Victoria stopped, pulling back on the rope. She started to laugh, and Aamani came toward her once again. She threw her shoulders back and stared at him.

“Do it. Hit me again. I can’t do what you’re asking. I don’t have the skill. Even if I did, even if I somehow figured it out, they would have everything changed by the time I was able to find a way in. You will never get in.”

Aamani stared at her, wondering if what she said was the truth or if she was just leading him along. She could be right about the speed at which they would change the systems and outsmart him again. But he had to try. This country belonged to him, and he would rule it one way or another.

“Either way, I get what is locked inside that brain of yours,” he said with disgust, staring at her youthful body. Just her fair complexion and hair turned his stomach.

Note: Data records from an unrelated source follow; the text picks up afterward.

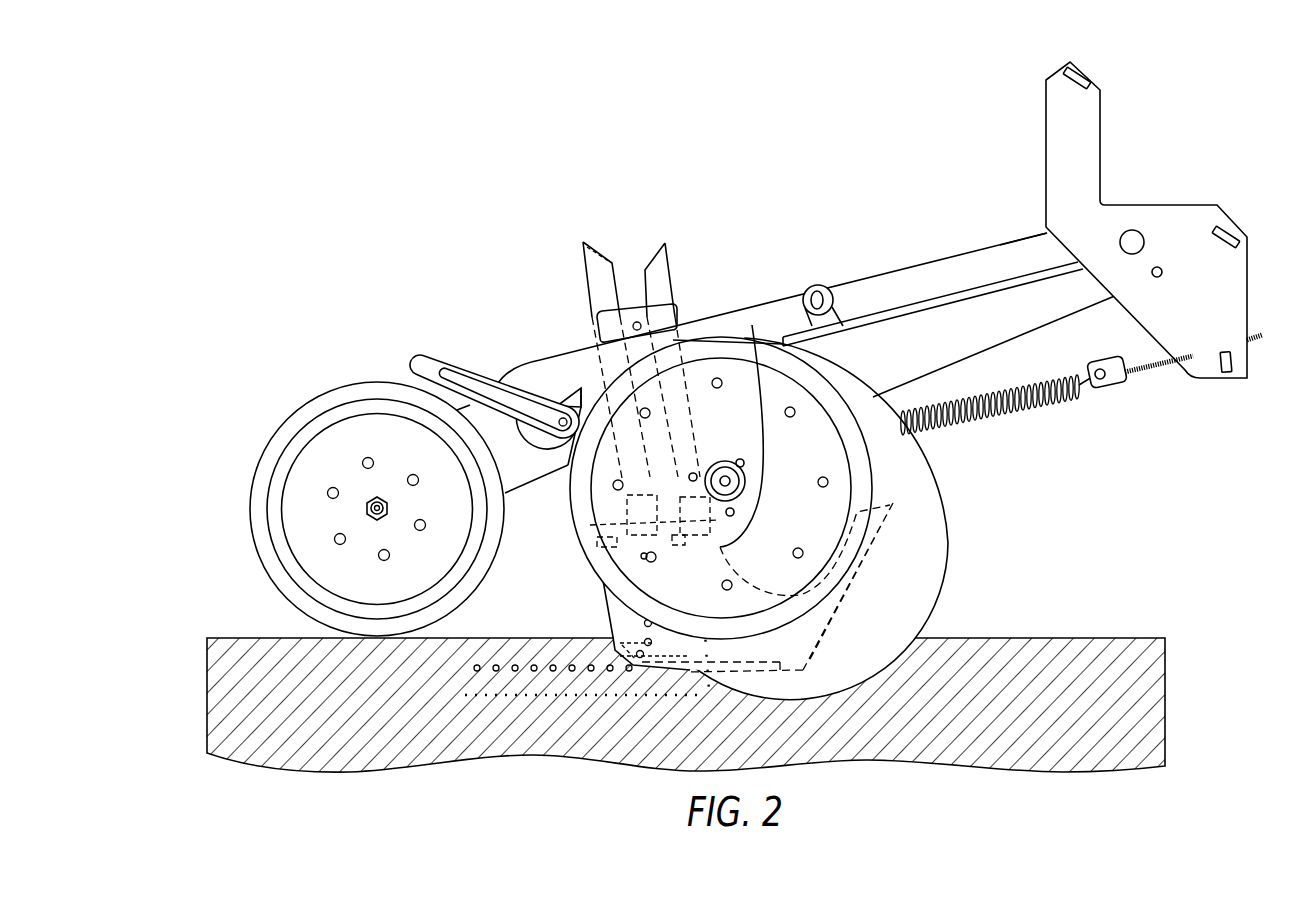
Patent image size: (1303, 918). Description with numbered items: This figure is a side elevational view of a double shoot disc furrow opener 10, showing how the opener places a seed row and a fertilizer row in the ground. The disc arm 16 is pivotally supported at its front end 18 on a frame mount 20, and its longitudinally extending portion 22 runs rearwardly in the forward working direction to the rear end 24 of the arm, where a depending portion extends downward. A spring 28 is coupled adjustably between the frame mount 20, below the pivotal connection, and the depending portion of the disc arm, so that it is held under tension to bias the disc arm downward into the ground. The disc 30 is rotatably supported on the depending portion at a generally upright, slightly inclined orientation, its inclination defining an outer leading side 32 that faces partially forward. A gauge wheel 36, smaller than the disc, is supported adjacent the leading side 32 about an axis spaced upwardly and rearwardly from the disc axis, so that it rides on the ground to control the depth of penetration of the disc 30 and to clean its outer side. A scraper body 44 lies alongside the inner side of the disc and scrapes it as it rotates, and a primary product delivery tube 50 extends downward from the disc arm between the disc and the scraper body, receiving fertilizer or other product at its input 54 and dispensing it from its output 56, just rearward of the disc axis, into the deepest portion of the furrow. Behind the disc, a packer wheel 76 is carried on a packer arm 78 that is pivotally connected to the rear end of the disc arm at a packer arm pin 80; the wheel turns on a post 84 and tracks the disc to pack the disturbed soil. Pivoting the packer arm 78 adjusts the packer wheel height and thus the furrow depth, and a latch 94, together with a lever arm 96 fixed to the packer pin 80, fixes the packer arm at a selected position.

The double shoot disc furrow opener 10 is at (412, 182).
The disc arm 16 is at (880, 297).
The front end 18 is at (1021, 257).
The frame mount 20 is at (1075, 122).
The longitudinally extending portion 22 is at (930, 276).
The rear end 24 is at (557, 366).
The spring 28 is at (1053, 400).
The disc 30 is at (935, 510).
The outer leading side 32 is at (918, 570).
The gauge wheel 36 is at (865, 470).
The scraper body 44 is at (618, 612).
The primary product delivery tube 50 is at (668, 277).
The input 54 is at (647, 258).
The output 56 is at (752, 325).
The packer wheel 76 is at (272, 497).
The packer arm 78 is at (455, 400).
The packer arm pin 80 is at (553, 400).
The post 84 is at (373, 505).
The latch 94 is at (574, 375).
The lever arm 96 is at (422, 365).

“I have nothing in my brain worth knowing,” she mocked.

“Well, I have a drug that says we’ll find out if that’s true. A little serum and you’ll tell me your childhood phone number and address and your social security number. A little more and I’ll break every code your filthy company has.”

“What is it with men like you?” she frowned, shaking her head. “Are you not happy just having a regular job? Living a regular life with a wife and children?”

“Do you have any idea what my country has been through? Do you understand what my people have been subjected to?”

“No. I can’t honestly say I know it all. I know what I’ve read, what I’ve researched, but I don’t know it all. What I do know is that violence begets violence. Either the Voodoo Guardians will come for you, or the Iraqi government will. It won’t matter who. You won’t survive.”

“You know nothing of my abilities.”

“And you know nothing of mine. I don’t know about communications systems, or flight systems, or anything else. I’m a schoolteacher. Yes, I teach math, but I teach middle-school geometry.”

“You’re lying,” he said, staring at her.

“I’m not lying,” she said stoically. “I can talk about angles and parallelograms and hexagons. But that’s all.”

“You’d better hope that’s not true, or you’re going to wish you’d paid more attention in class.”